Michael’s Crag is a novel by Grant Allen, published in 1893. It is one of his Cornish novels, set on the cliffs and coastline of the far southwest of England, in country Allen knew well and described carefully. The book sits between his more famous late Victorian polemic novels like The Woman Who Did and his lighter detective fiction, and it has a strangeness of its own that has kept a small readership coming back to it.
The story centers on a young Cornish man named Michael Trevennack who has inherited a remote cliff top property called Michael’s Crag. The crag is a tall sea stack with an ancient chapel and a long local history of strange occurrences. Michael’s family has lived in the area for generations and is connected with various local traditions, some of which involve unhappy events at the crag itself. The plot involves a young woman who comes to stay in the neighborhood, a developing romance, and an old crime that gradually surfaces over the course of the book.

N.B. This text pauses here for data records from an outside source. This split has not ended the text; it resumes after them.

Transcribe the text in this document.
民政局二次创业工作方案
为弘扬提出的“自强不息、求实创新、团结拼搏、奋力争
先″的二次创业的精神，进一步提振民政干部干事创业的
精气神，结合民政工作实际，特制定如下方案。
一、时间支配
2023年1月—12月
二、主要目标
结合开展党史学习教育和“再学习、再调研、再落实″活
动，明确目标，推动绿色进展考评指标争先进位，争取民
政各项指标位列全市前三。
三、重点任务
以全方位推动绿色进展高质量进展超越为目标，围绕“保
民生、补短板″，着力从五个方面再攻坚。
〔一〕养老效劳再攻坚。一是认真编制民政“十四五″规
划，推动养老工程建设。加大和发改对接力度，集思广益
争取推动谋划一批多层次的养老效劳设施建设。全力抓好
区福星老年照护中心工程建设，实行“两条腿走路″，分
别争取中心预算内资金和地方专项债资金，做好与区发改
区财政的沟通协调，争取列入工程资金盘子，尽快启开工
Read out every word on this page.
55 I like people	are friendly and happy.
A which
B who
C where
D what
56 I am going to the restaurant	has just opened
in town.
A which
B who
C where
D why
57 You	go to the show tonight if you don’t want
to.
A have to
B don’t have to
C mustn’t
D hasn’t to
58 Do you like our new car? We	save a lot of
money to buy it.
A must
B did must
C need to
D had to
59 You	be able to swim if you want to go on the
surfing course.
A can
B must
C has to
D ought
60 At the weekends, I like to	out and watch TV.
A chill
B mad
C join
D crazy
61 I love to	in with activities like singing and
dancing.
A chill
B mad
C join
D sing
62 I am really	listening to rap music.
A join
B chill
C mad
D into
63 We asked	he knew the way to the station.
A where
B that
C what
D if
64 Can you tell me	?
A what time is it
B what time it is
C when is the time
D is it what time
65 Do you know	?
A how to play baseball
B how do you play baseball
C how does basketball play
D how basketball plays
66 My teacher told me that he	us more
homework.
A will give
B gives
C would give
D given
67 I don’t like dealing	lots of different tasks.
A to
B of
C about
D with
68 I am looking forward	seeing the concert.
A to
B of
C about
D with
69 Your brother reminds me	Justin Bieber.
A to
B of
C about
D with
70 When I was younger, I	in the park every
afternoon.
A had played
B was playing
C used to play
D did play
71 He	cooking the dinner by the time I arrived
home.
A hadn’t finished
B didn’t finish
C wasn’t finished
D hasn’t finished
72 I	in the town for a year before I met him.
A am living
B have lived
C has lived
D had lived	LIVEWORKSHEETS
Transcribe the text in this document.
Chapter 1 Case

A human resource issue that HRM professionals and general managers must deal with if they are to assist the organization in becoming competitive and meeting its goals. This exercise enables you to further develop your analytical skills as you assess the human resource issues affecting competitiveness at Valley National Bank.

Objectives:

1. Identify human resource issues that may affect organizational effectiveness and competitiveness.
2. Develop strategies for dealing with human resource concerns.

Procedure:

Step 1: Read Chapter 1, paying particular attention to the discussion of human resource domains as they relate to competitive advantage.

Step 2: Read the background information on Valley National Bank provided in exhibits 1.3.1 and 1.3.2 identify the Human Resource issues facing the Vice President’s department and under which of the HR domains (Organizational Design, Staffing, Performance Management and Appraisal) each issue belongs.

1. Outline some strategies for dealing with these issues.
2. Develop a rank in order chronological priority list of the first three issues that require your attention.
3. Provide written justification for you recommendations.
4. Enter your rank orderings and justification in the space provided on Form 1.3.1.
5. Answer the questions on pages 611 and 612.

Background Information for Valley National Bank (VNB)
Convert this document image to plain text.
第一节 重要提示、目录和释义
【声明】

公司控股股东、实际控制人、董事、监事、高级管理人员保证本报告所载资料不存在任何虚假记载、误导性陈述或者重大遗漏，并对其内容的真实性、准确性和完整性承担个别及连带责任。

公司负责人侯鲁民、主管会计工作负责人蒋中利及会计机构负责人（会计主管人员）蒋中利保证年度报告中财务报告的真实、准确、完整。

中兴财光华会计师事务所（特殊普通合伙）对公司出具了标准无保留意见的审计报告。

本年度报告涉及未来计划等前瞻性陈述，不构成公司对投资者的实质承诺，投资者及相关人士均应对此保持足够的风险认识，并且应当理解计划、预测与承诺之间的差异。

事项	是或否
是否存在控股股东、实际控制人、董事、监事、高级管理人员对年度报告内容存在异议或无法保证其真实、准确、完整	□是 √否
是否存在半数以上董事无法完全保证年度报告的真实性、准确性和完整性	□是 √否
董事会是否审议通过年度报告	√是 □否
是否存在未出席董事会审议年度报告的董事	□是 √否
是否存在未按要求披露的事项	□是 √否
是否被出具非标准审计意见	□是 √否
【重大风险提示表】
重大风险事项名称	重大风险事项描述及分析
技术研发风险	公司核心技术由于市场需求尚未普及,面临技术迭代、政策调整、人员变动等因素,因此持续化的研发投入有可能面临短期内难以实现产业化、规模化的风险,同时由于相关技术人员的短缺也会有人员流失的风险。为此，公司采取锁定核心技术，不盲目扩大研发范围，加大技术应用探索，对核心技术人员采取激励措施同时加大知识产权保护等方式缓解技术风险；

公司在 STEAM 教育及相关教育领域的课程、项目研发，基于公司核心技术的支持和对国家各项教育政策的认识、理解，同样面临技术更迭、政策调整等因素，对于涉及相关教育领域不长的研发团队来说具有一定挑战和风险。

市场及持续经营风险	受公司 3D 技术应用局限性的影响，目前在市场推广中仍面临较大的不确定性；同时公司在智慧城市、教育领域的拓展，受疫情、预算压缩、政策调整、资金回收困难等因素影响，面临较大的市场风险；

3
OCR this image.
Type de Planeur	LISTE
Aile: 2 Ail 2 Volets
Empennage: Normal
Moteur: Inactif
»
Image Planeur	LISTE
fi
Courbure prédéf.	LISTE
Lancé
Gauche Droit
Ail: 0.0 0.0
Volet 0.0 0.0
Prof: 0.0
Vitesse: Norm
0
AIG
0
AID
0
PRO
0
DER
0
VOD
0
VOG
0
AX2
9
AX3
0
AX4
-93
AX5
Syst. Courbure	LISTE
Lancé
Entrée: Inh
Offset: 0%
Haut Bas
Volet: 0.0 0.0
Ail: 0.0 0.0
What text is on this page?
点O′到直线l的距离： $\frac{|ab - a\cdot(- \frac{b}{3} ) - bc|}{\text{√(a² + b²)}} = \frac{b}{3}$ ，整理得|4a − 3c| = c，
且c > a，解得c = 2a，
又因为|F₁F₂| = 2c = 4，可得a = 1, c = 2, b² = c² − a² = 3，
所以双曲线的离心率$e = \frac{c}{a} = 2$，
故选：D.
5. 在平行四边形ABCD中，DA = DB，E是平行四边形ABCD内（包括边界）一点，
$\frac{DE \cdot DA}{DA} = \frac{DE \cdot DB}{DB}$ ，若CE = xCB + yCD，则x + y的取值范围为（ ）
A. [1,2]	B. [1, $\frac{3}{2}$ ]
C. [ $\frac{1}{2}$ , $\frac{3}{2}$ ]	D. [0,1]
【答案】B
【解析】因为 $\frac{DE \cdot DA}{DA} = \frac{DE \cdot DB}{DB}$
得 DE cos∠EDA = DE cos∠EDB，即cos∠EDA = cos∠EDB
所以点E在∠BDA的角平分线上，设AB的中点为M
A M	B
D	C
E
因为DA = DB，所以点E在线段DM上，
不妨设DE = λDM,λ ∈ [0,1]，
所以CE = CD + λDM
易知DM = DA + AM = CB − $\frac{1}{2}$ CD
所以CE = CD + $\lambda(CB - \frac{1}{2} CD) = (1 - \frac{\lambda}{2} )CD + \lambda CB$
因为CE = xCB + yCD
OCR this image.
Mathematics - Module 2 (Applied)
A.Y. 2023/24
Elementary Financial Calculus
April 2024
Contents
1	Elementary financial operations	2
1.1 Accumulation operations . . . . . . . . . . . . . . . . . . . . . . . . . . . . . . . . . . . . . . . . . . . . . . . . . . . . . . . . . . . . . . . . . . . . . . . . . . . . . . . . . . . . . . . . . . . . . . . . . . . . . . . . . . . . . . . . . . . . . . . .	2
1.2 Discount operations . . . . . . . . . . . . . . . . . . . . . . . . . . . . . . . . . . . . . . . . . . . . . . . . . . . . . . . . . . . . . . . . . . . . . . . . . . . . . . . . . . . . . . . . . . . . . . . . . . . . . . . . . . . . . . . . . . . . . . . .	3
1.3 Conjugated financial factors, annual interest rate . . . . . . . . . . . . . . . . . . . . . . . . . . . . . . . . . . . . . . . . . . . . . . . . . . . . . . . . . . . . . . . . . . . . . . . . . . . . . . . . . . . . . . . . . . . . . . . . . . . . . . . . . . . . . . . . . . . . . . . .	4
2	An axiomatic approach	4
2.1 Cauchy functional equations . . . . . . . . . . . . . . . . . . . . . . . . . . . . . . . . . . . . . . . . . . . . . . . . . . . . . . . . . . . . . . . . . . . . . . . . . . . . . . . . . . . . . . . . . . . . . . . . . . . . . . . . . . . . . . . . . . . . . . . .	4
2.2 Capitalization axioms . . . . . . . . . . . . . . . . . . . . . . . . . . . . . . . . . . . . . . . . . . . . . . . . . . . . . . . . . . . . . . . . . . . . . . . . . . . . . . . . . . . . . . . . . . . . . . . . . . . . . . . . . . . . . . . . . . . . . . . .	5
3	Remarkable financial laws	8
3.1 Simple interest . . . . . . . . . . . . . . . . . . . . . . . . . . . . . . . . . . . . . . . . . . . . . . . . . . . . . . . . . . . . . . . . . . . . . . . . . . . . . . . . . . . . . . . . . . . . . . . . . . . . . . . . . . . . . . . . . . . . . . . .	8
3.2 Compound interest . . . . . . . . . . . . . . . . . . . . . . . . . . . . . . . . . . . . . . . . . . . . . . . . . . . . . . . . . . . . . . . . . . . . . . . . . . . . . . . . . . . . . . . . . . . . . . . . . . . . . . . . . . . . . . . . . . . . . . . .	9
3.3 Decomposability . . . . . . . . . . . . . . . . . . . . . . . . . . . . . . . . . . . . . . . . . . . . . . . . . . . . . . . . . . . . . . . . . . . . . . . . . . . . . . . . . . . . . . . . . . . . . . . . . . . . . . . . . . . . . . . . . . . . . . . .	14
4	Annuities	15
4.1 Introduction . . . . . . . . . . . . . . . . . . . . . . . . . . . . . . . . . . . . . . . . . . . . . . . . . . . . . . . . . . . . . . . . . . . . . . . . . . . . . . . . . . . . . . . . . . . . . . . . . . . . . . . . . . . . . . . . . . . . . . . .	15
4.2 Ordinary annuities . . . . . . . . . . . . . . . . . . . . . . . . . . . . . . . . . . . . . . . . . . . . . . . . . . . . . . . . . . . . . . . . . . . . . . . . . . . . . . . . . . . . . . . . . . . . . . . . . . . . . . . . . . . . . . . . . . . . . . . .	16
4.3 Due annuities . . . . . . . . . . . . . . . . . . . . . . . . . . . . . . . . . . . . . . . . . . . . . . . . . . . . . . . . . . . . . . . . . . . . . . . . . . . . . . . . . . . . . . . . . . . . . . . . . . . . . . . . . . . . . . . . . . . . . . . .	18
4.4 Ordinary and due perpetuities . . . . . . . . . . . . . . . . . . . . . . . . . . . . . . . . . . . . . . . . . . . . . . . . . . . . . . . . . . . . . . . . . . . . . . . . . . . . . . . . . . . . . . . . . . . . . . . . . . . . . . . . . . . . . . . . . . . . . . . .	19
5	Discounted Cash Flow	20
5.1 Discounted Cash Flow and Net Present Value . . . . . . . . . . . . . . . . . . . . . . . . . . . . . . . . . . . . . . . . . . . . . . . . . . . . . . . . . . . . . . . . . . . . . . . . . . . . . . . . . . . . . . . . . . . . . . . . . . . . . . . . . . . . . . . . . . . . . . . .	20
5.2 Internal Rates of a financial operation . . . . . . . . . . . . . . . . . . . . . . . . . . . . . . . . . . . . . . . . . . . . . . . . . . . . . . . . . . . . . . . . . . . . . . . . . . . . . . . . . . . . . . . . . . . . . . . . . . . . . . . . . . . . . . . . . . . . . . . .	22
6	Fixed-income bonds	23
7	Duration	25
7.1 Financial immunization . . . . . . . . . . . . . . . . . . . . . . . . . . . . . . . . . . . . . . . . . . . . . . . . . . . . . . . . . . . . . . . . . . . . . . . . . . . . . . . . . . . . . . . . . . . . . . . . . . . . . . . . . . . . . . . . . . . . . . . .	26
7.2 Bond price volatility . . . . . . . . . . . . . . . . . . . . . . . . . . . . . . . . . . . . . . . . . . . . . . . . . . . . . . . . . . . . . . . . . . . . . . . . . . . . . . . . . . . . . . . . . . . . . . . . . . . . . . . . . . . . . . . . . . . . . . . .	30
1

Allen handles the Cornish setting with real affection. He had spent time on that coast and the descriptions of the cliffs, the moors, and the small fishing villages are precise. The folklore is treated seriously rather than as decoration. Some of the most interesting passages in the book are not directly part of the plot but are extended sequences in which Michael walks the coast or visits old church sites and reflects on the layered history of the place.
The novel is less famous than The Woman Who Did, the controversial book Allen would publish two years later, and it has none of that book’s polemic about marriage and women’s independence. It is a quieter book, more interested in atmosphere and inheritance than in social argument. For readers who want to see Grant Allen in a different mode, Michael’s Crag is one of the better choices. It pairs naturally with The Beckoning Hand and Recalled to Life, two of his other mystery novels from the same decade.